Polo players are rated by handicap, which ranges from minus two goals, which means an absolute beginner, to ten goals for the very top-class player. This has nothing to do with the number of goals they may score, but is an indication of their ability. Although only twenty, the twins already had four-goal handicaps. Much of their energy was spent ripping off Victor Kaputnik. Longingly, Perdita watched them sprint into the clubhouse.

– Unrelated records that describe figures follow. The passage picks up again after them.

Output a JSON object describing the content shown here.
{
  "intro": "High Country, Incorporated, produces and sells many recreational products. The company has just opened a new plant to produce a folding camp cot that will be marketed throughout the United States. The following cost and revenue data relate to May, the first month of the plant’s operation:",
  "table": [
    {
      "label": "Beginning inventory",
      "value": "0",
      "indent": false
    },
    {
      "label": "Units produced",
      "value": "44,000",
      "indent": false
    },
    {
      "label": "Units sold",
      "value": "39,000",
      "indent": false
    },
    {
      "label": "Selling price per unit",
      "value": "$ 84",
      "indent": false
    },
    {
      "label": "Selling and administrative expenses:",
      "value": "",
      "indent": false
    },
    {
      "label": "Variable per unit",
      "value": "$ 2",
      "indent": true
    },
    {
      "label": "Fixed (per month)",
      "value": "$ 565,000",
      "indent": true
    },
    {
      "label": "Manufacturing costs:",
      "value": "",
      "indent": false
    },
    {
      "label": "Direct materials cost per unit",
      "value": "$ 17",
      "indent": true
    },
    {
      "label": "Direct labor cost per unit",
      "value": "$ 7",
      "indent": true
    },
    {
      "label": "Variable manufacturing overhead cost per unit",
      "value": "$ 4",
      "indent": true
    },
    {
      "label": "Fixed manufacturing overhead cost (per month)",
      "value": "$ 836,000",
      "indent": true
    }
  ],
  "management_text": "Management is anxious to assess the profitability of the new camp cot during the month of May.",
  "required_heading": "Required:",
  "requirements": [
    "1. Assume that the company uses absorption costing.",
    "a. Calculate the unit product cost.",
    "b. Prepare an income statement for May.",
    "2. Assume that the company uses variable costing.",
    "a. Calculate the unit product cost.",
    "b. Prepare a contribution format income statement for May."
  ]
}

Outside, people carrying glasses of Pimm’s or beer were drifting towards the stands. Perdita was dying for a Coke and a sandwich, but she hadn’t brought any money. She lit another fag to take the edge off her appetite. Looking at the scoreboard, she saw that today’s first semi-final was a needle match between Victor’s team, the Kaputnik Tigers, who were wearing orange-and-black shirts, and the Alderton Flyers, in duck-egg blue, who were all four sitting near a Lamborghini parked under a chestnut tree, zipping up their boots. There was The Hon. Basil Baddingham, a notorious roué with patent-leather hair and a laughing, swarthy face, who gave Perdita a terrific eyemeet, and Drew Benedict, a clashing blond captain in the Welsh Guards, with very regular features and eyes to match his blue shirt. And there, Perdita caught her breath, was her utter, utter God: Ricky France-Lynch, grimly fastening on his kneepads and refusing to exchange banter with the others. Ricky, who had the beautiful, lean, powerful body, the coarse, black curls and the sensitive, yet virile, features of a Russian ballet dancer, was the best-looking player in England, and had a nine-goal handicap. The most talented and dedicated player, he was also the most tricky. Not for nothing had the Argentine players nicknamed him El Orgulloso , the proud one.